On a forlorn corner of East Harlem, there is a secret garden in an unlikely location: on the roof of a school. 

The garden connects to a classroom and cooking space at PS 7 and Global Tech Prep, where every student qualifies for free or reduced price school lunch. Obesity rates in the surrounding neighborhood are high. 

"In these classes, we learn how to grow food, eat healthily and cook," said Devin Taylor, a student at Global Technology Preparatory School.

It's all the creation of Edible Schoolyard, a nonprofit organization that has been operating a similar program in a Gravesend, Brooklyn school since 2010. It's an offshoot of a northern California initiative founded by activist chef Alice Waters, a pioneer in the farm-to-table movement. 

It took several years and $4 million appropriated by City Council Speaker Melissa Mark-Viverito to expand into East Harlem. 

"This could be a lifestyle change.

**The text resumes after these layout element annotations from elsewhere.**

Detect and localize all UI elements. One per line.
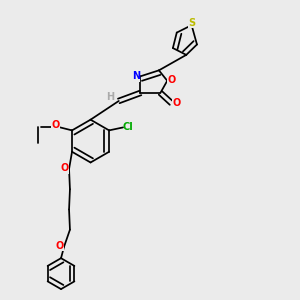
- Text: H: H: [106, 92, 115, 102]
- Text: O: O: [167, 75, 175, 85]
- Text: N: N: [132, 71, 140, 81]
- Text: O: O: [60, 164, 68, 173]
- Text: O: O: [172, 98, 180, 108]
- Text: O: O: [55, 241, 63, 251]
- Text: O: O: [51, 120, 59, 130]
- Text: S: S: [188, 18, 195, 28]
- Text: Cl: Cl: [122, 122, 133, 131]
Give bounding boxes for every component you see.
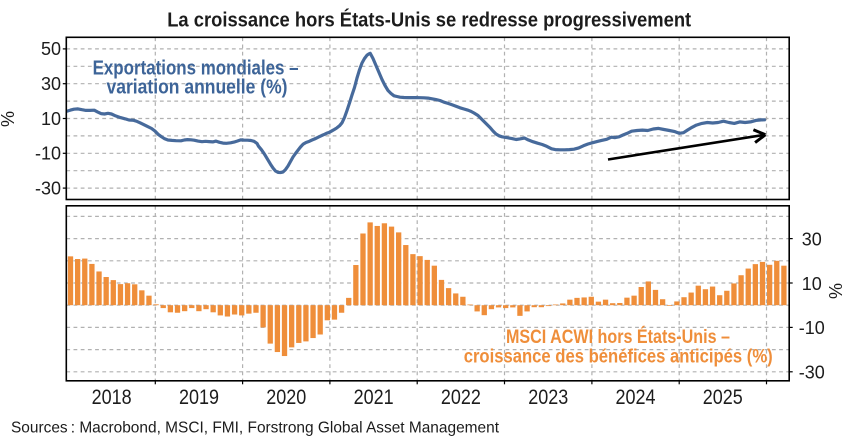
svg-text:-30: -30 bbox=[35, 178, 61, 198]
svg-text:2021: 2021 bbox=[354, 386, 394, 409]
svg-text:Exportations mondiales –: Exportations mondiales – bbox=[93, 58, 299, 80]
svg-text:2018: 2018 bbox=[92, 386, 132, 409]
svg-text:2020: 2020 bbox=[266, 386, 306, 409]
svg-text:50: 50 bbox=[41, 39, 61, 59]
svg-text:-10: -10 bbox=[35, 144, 61, 164]
svg-text:%: % bbox=[825, 283, 845, 299]
svg-text:La croissance hors États-Unis: La croissance hors États-Unis se redress… bbox=[167, 9, 691, 32]
svg-text:2024: 2024 bbox=[616, 386, 656, 409]
svg-text:croissance des bénéfices antic: croissance des bénéfices anticipés (%) bbox=[464, 346, 773, 368]
svg-text:%: % bbox=[0, 111, 18, 127]
svg-text:2022: 2022 bbox=[441, 386, 481, 409]
svg-text:2023: 2023 bbox=[528, 386, 568, 409]
svg-text:Sources : Macrobond, MSCI, FMI: Sources : Macrobond, MSCI, FMI, Forstron… bbox=[11, 419, 500, 436]
svg-text:30: 30 bbox=[41, 74, 61, 94]
svg-text:2025: 2025 bbox=[703, 386, 743, 409]
svg-text:10: 10 bbox=[802, 274, 822, 294]
svg-text:2019: 2019 bbox=[179, 386, 219, 409]
svg-text:-10: -10 bbox=[799, 318, 825, 338]
svg-text:10: 10 bbox=[41, 109, 61, 129]
svg-text:30: 30 bbox=[802, 229, 822, 249]
svg-text:-30: -30 bbox=[799, 363, 825, 383]
svg-text:MSCI ACWI hors États-Unis –: MSCI ACWI hors États-Unis – bbox=[506, 325, 730, 348]
svg-text:variation annuelle (%): variation annuelle (%) bbox=[107, 77, 288, 99]
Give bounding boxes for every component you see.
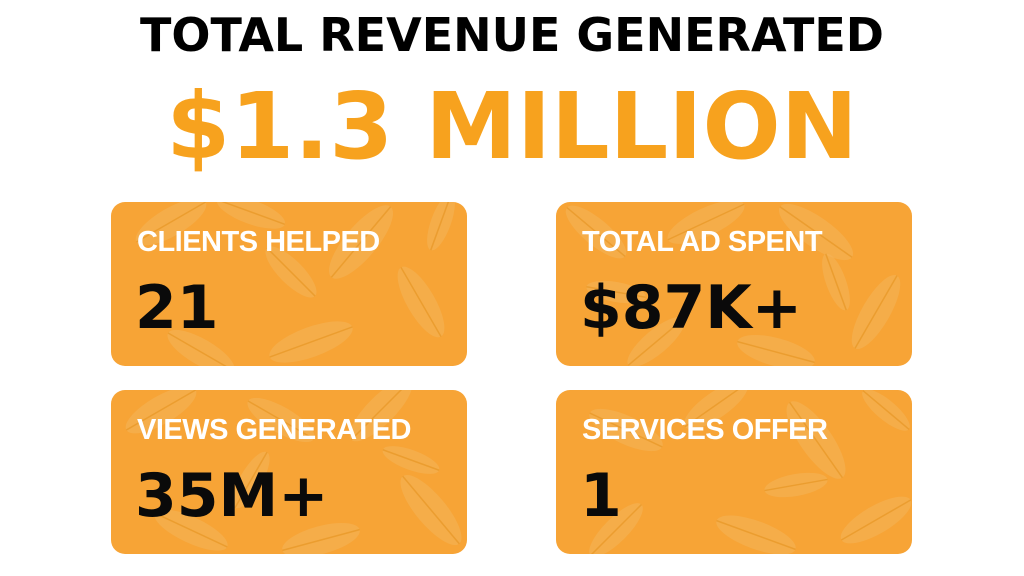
- leaf-background-icon: [111, 202, 467, 366]
- leaf-background-icon: [556, 202, 912, 366]
- stat-card-total-ad-spent: TOTAL AD SPENT $87K+: [556, 202, 912, 366]
- stat-card-clients-helped: CLIENTS HELPED 21: [111, 202, 467, 366]
- headline: TOTAL REVENUE GENERATED: [140, 8, 884, 62]
- stat-label: CLIENTS HELPED: [137, 226, 380, 258]
- stat-label: SERVICES OFFER: [582, 414, 828, 446]
- stat-label: VIEWS GENERATED: [137, 414, 411, 446]
- stat-label: TOTAL AD SPENT: [582, 226, 823, 258]
- total-revenue-value: $1.3 MILLION: [166, 73, 858, 180]
- stat-value: 21: [135, 273, 219, 343]
- leaf-background-icon: [111, 390, 467, 554]
- leaf-background-icon: [556, 390, 912, 554]
- stat-card-services-offer: SERVICES OFFER 1: [556, 390, 912, 554]
- stat-value: 35M+: [135, 461, 329, 531]
- stat-value: $87K+: [580, 273, 803, 343]
- stat-card-views-generated: VIEWS GENERATED 35M+: [111, 390, 467, 554]
- stat-value: 1: [580, 461, 622, 531]
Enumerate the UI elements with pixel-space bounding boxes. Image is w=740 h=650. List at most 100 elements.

This could be a profession for these young people. It obviously changes their eating habits. It really address a lot of different touch points," the Council speaker said. 

Five full-time staff members, paid for by Edible Schoolyard, lead the lessons, where students learn things like how to grow garlic and herbs and turn them into pesto.

"We think the instructional focus of the school should include gardening," said Jacqueline Pryce Harvey, principal of PS/MS 7. "It's not a matter of it's extra. Nothing is extra. This is a part of the instruction." 

Edible Schoolyard initially hoped to open a demonstration site like this at a school in each borough, but that plan has been put on hold. Instead, the organization is launching smaller, less-expensive versions of the program. Four are already up and running, including at PS 109 in the South Bronx, where one staff member teaches in a more modest school garden. 

"We think every kid should have access to an edible education, should be getting their hands in the dirt, cooking food, eating real, healthy delicious food," said Kate Brashares of Edible Schoolyard NYC.